Healthcare technology continues to improve outcomes and productivity while advancing processes and practices. Most importantly, it promises to improve population health management strategies and enhance the quality of care, impacting patient experience and outcomes.
Over the past two years, the COVID-19 pandemic forced a change in how businesses operate across all industries, and healthcare was no exception. In response, the healthcare sector quickly adapted and looked to technology to face the challenges of COVID-19 and the needs of patients and providers more efficiently. As a result, the industry is seeing a boom in these 5 modern technologies that are shaping the future of preventive health:
- Alternative medical testing options
- Innovations in remote patient monitoring
- Artificial intelligence (AI)
- Building upon personalized care
- Social Determinants of Health and the expanding use of online assessment tools
Pandemic Paves the Way for Alternative Methods for Care
Driven by social distancing and the fear of in-person appointments due to Covid, patients are turning to alternative options for routine preventive care to limit their exposure to the virus. This has caused a rise in the demand for:
Telehealth – Online video sharing and communication through a web browser or downloaded application with live doctors for diagnosing conditions and providing treatment plans.
At-home test kits – Applications to support the process for ordering, payment, and sharing of results for at-home test kits (e.g., non-invasive fingerstick, covid tests)
Pharmacy Point of Care Portals – Digital tools to support the evolving role of pharmacists for scheduling, messaging, and capturing and delivery of results from drive-thru or on-site point-of-care tests and vaccinations.
Demand for these emerging technologies remains high in 2022 driven by convenience and as the nation sees an uptick in the number of remote workers. Wellness programs are starting to adopt these care models as alternatives for onsite screenings and in-person health fairs; requiring wellness platforms to provide the capability to manage data from and integrate with these applications.
Increase in Remote Patient Monitoring
Wearable health care devices have recently skyrocketed in popularity. The Business Research Company states, “Intelligent wearable sensors promote the transformation of healthcare from a traditional hospital-centered model to a personal portable device-centered model.” The wearable device market includes a variety of in-home health tech that will analyze physiological data over time, including heart and respiration rates, blood pressure, temperature, and sleep activities. Individuals suffering from chronic diseases such as diabetes and high blood pressure can rely on these wearable devices to provide convenient access to real-time data at any time to improve the management and monitoring of their cardiovascular function.
Acceleration in Artificial Intelligence (AI)
Although the use of AI or artificial intelligence is not new in healthcare, the development of this type of technology in healthcare has accelerated significantly in recent years. AI is beneficial in many ways, including developing new pharmaceuticals, triaging, and orientating patients, computer-assisted surgery, or improving diagnosis processes through virtual assistants.

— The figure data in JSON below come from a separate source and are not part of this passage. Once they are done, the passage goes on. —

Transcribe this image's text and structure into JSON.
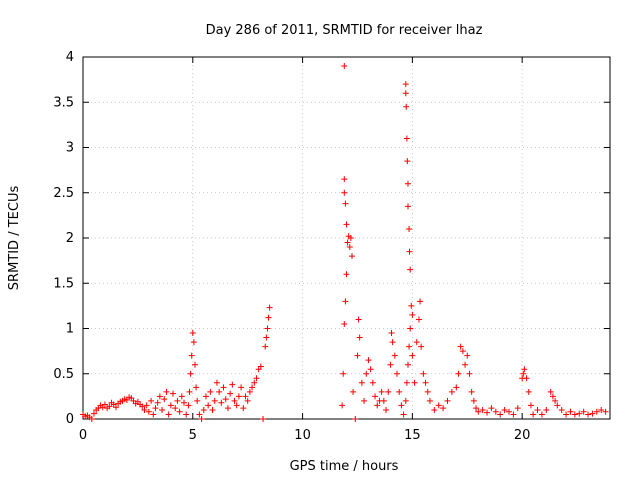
{
  "chart_data": {
    "type": "scatter",
    "title": "Day 286 of 2011, SRMTID for receiver lhaz",
    "xlabel": "GPS time / hours",
    "ylabel": "SRMTID / TECUs",
    "xlim": [
      0,
      24
    ],
    "ylim": [
      0,
      4
    ],
    "grid": true,
    "marker": "+",
    "color": "#ff0000",
    "x_ticks": [
      "0",
      "5",
      "10",
      "15",
      "20"
    ],
    "x_tick_values": [
      0,
      5,
      10,
      15,
      20
    ],
    "y_ticks": [
      "0",
      "0.5",
      "1",
      "1.5",
      "2",
      "2.5",
      "3",
      "3.5",
      "4"
    ],
    "y_tick_values": [
      0,
      0.5,
      1,
      1.5,
      2,
      2.5,
      3,
      3.5,
      4
    ],
    "series": [
      {
        "points": [
          [
            0.0,
            0.05
          ],
          [
            0.1,
            0.03
          ],
          [
            0.2,
            0.04
          ],
          [
            0.3,
            0.02
          ],
          [
            0.4,
            0.0
          ],
          [
            0.5,
            0.06
          ],
          [
            0.6,
            0.1
          ],
          [
            0.7,
            0.12
          ],
          [
            0.8,
            0.15
          ],
          [
            0.9,
            0.13
          ],
          [
            1.0,
            0.16
          ],
          [
            1.1,
            0.12
          ],
          [
            1.2,
            0.14
          ],
          [
            1.3,
            0.18
          ],
          [
            1.4,
            0.16
          ],
          [
            1.5,
            0.13
          ],
          [
            1.6,
            0.17
          ],
          [
            1.7,
            0.19
          ],
          [
            1.8,
            0.2
          ],
          [
            1.9,
            0.22
          ],
          [
            2.0,
            0.21
          ],
          [
            2.1,
            0.24
          ],
          [
            2.2,
            0.23
          ],
          [
            2.3,
            0.2
          ],
          [
            2.4,
            0.17
          ],
          [
            2.5,
            0.19
          ],
          [
            2.6,
            0.16
          ],
          [
            2.7,
            0.14
          ],
          [
            2.8,
            0.1
          ],
          [
            2.9,
            0.15
          ],
          [
            3.0,
            0.08
          ],
          [
            3.1,
            0.2
          ],
          [
            3.2,
            0.05
          ],
          [
            3.3,
            0.12
          ],
          [
            3.4,
            0.18
          ],
          [
            3.5,
            0.25
          ],
          [
            3.6,
            0.1
          ],
          [
            3.7,
            0.22
          ],
          [
            3.8,
            0.3
          ],
          [
            3.9,
            0.05
          ],
          [
            4.0,
            0.15
          ],
          [
            4.1,
            0.28
          ],
          [
            4.2,
            0.12
          ],
          [
            4.3,
            0.2
          ],
          [
            4.4,
            0.08
          ],
          [
            4.5,
            0.25
          ],
          [
            4.6,
            0.18
          ],
          [
            4.7,
            0.05
          ],
          [
            4.8,
            0.15
          ],
          [
            4.85,
            0.3
          ],
          [
            4.9,
            0.5
          ],
          [
            4.95,
            0.7
          ],
          [
            5.0,
            0.95
          ],
          [
            5.05,
            0.85
          ],
          [
            5.1,
            0.6
          ],
          [
            5.15,
            0.35
          ],
          [
            5.2,
            0.2
          ],
          [
            5.3,
            0.05
          ],
          [
            5.4,
            0.0
          ],
          [
            5.5,
            0.1
          ],
          [
            5.6,
            0.25
          ],
          [
            5.7,
            0.15
          ],
          [
            5.8,
            0.3
          ],
          [
            5.9,
            0.1
          ],
          [
            6.0,
            0.2
          ],
          [
            6.1,
            0.4
          ],
          [
            6.2,
            0.3
          ],
          [
            6.3,
            0.18
          ],
          [
            6.4,
            0.35
          ],
          [
            6.5,
            0.22
          ],
          [
            6.6,
            0.12
          ],
          [
            6.7,
            0.28
          ],
          [
            6.8,
            0.38
          ],
          [
            6.9,
            0.2
          ],
          [
            7.0,
            0.15
          ],
          [
            7.1,
            0.25
          ],
          [
            7.2,
            0.35
          ],
          [
            7.3,
            0.12
          ],
          [
            7.4,
            0.25
          ],
          [
            7.5,
            0.2
          ],
          [
            7.6,
            0.3
          ],
          [
            7.7,
            0.35
          ],
          [
            7.8,
            0.4
          ],
          [
            7.9,
            0.45
          ],
          [
            8.0,
            0.55
          ],
          [
            8.1,
            0.58
          ],
          [
            8.2,
            0.0
          ],
          [
            8.3,
            0.8
          ],
          [
            8.35,
            0.9
          ],
          [
            8.4,
            1.0
          ],
          [
            8.45,
            1.12
          ],
          [
            8.5,
            1.23
          ],
          [
            11.8,
            0.15
          ],
          [
            11.85,
            0.5
          ],
          [
            11.9,
            1.05
          ],
          [
            11.95,
            1.3
          ],
          [
            12.0,
            1.6
          ],
          [
            12.05,
            1.95
          ],
          [
            12.1,
            2.02
          ],
          [
            12.15,
            1.9
          ],
          [
            12.2,
            2.0
          ],
          [
            12.25,
            1.8
          ],
          [
            12.3,
            0.3
          ],
          [
            12.4,
            0.0
          ],
          [
            12.5,
            0.7
          ],
          [
            12.55,
            1.1
          ],
          [
            12.6,
            0.9
          ],
          [
            12.7,
            0.4
          ],
          [
            12.8,
            0.2
          ],
          [
            12.9,
            0.5
          ],
          [
            13.0,
            0.65
          ],
          [
            13.1,
            0.55
          ],
          [
            13.2,
            0.4
          ],
          [
            13.3,
            0.25
          ],
          [
            13.4,
            0.15
          ],
          [
            13.5,
            0.2
          ],
          [
            13.6,
            0.3
          ],
          [
            13.7,
            0.2
          ],
          [
            13.8,
            0.1
          ],
          [
            13.9,
            0.3
          ],
          [
            14.0,
            0.6
          ],
          [
            14.05,
            0.95
          ],
          [
            14.1,
            0.85
          ],
          [
            14.2,
            0.7
          ],
          [
            14.3,
            0.5
          ],
          [
            14.4,
            0.3
          ],
          [
            14.5,
            0.15
          ],
          [
            14.6,
            0.05
          ],
          [
            14.7,
            0.2
          ],
          [
            14.75,
            0.4
          ],
          [
            14.8,
            0.6
          ],
          [
            14.85,
            0.8
          ],
          [
            14.9,
            1.0
          ],
          [
            15.0,
            0.7
          ],
          [
            15.1,
            0.4
          ],
          [
            15.2,
            0.85
          ],
          [
            15.3,
            1.1
          ],
          [
            15.35,
            1.3
          ],
          [
            15.4,
            0.8
          ],
          [
            15.5,
            0.5
          ],
          [
            15.6,
            0.4
          ],
          [
            15.7,
            0.3
          ],
          [
            15.8,
            0.2
          ],
          [
            16.0,
            0.1
          ],
          [
            16.2,
            0.15
          ],
          [
            16.4,
            0.12
          ],
          [
            16.6,
            0.2
          ],
          [
            16.8,
            0.3
          ],
          [
            17.0,
            0.35
          ],
          [
            17.1,
            0.5
          ],
          [
            17.2,
            0.8
          ],
          [
            17.3,
            0.75
          ],
          [
            17.4,
            0.6
          ],
          [
            17.5,
            0.7
          ],
          [
            17.6,
            0.5
          ],
          [
            17.7,
            0.3
          ],
          [
            17.8,
            0.2
          ],
          [
            17.9,
            0.12
          ],
          [
            18.0,
            0.08
          ],
          [
            18.2,
            0.1
          ],
          [
            18.4,
            0.07
          ],
          [
            18.6,
            0.12
          ],
          [
            18.8,
            0.08
          ],
          [
            19.0,
            0.05
          ],
          [
            19.2,
            0.1
          ],
          [
            19.4,
            0.08
          ],
          [
            19.6,
            0.05
          ],
          [
            19.8,
            0.12
          ],
          [
            20.0,
            0.45
          ],
          [
            20.05,
            0.5
          ],
          [
            20.1,
            0.55
          ],
          [
            20.2,
            0.45
          ],
          [
            20.3,
            0.3
          ],
          [
            20.4,
            0.15
          ],
          [
            20.5,
            0.05
          ],
          [
            20.7,
            0.1
          ],
          [
            20.9,
            0.05
          ],
          [
            21.1,
            0.1
          ],
          [
            21.3,
            0.3
          ],
          [
            21.4,
            0.25
          ],
          [
            21.5,
            0.2
          ],
          [
            21.6,
            0.15
          ],
          [
            21.8,
            0.1
          ],
          [
            22.0,
            0.05
          ],
          [
            22.2,
            0.08
          ],
          [
            22.4,
            0.05
          ],
          [
            22.6,
            0.06
          ],
          [
            22.8,
            0.08
          ],
          [
            23.0,
            0.05
          ],
          [
            23.2,
            0.06
          ],
          [
            23.4,
            0.08
          ],
          [
            23.6,
            0.1
          ],
          [
            23.8,
            0.08
          ],
          [
            11.9,
            3.9
          ],
          [
            11.9,
            2.65
          ],
          [
            11.9,
            2.5
          ],
          [
            11.95,
            2.38
          ],
          [
            12.0,
            2.15
          ],
          [
            14.7,
            3.7
          ],
          [
            14.7,
            3.6
          ],
          [
            14.72,
            3.45
          ],
          [
            14.75,
            3.1
          ],
          [
            14.77,
            2.85
          ],
          [
            14.8,
            2.6
          ],
          [
            14.8,
            2.35
          ],
          [
            14.85,
            2.1
          ],
          [
            14.87,
            1.85
          ],
          [
            14.9,
            1.65
          ],
          [
            14.95,
            1.25
          ],
          [
            15.0,
            1.15
          ]
        ]
      }
    ]
  }
}
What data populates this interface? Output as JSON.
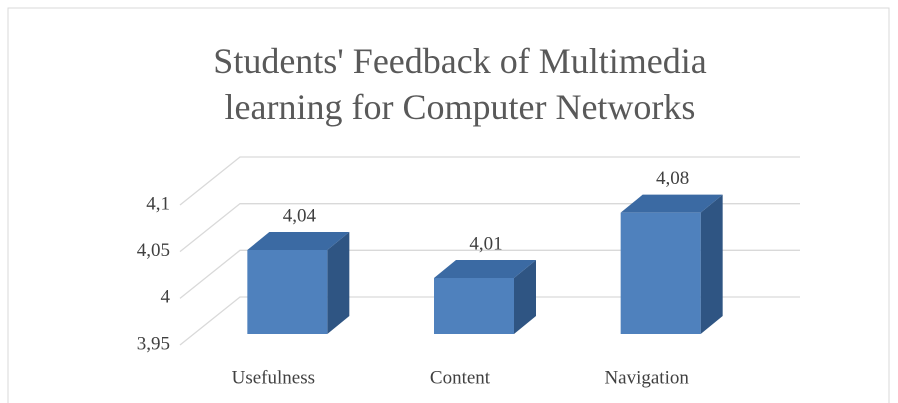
{
  "chart_data": {
    "type": "bar3d",
    "title": "Students' Feedback of  Multimedia learning for Computer Networks",
    "categories": [
      "Usefulness",
      "Content",
      "Navigation"
    ],
    "values": [
      4.04,
      4.01,
      4.08
    ],
    "value_labels": [
      "4,04",
      "4,01",
      "4,08"
    ],
    "color": "#4f81bd",
    "ylim": [
      3.95,
      4.1
    ],
    "yticks": [
      {
        "value": 3.95,
        "label": "3,95"
      },
      4,
      {
        "value": 4.05,
        "label": "4,05"
      },
      {
        "value": 4.1,
        "label": "4,1"
      }
    ],
    "grid": true
  }
}
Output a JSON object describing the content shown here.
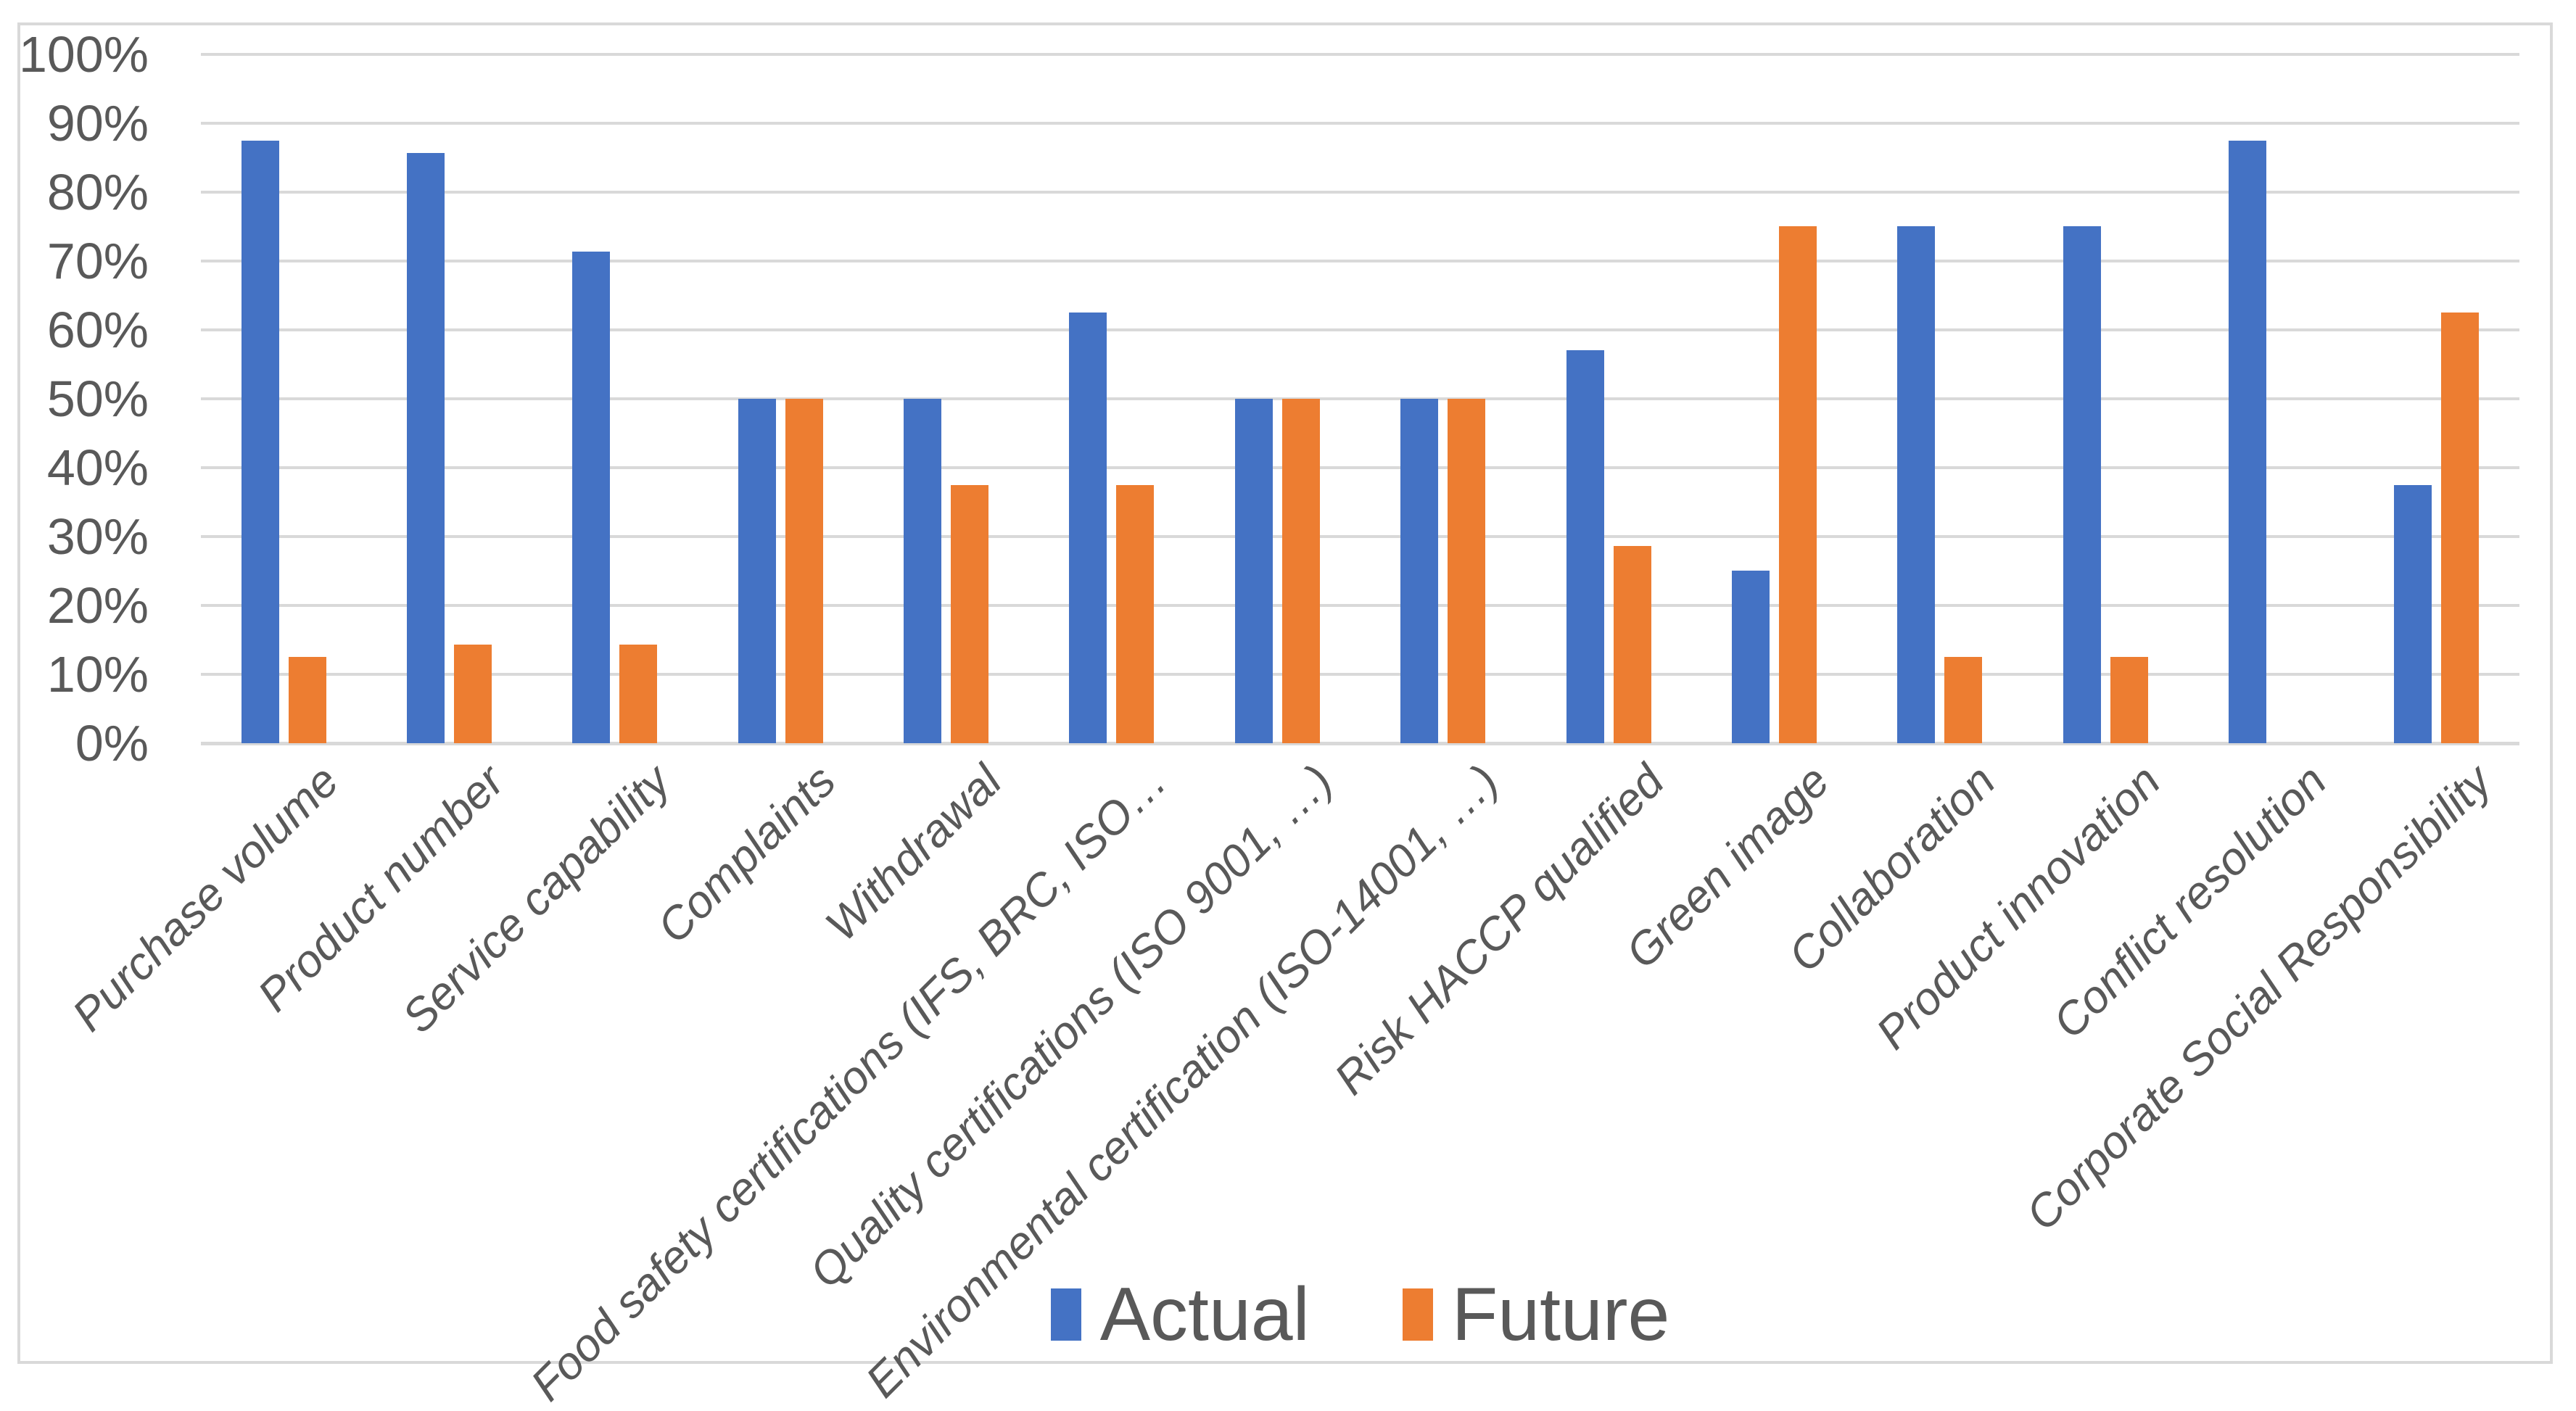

AI technologies are used to collect, analyze, and utilize data to automate specific recurring tasks and allow clinical teams to focus on tasks with higher value.
Personalized Care Takes on a New Meaning
Personalization continues to be a topic of interest as health professionals become increasingly aware that healthcare isn’t a one-size-fits-all approach. Modern technology allows for a far more personalized approach.
In 2022, we are seeing increasing importance and heightened demand for smarter technology that bases health recommendations on the person’s interests, medical history, goals, and health risks. Using patient portals to interact with, nudge, and target patients with personalized messaging to take preventive action and share results have increased dramatically. These advances will enable care teams to make value-based health care possible. Health prevention programs continue to make strides toward a more personalized user experience to improve outcomes and influence member engagement.
Social Determinants of Health (SDOH) Steals the Spotlight
In 2022, healthcare providers have considered SDOH with greater attention and evaluate patients’ medical histories more broadly, considering factors such as housing insecurity, food insecurity, social support, and safety. Providers are extending the use of the data collected from tools like an online assessment to share SDOH and other health risk data across the care model. By incorporating measures and improvement activities that promote more equitable care and outcomes based on patients’ SDOH predisposition to certain diseases, care teams will shift from symptom management to prediction and prevention to stop adverse health conditions and reduce expenses.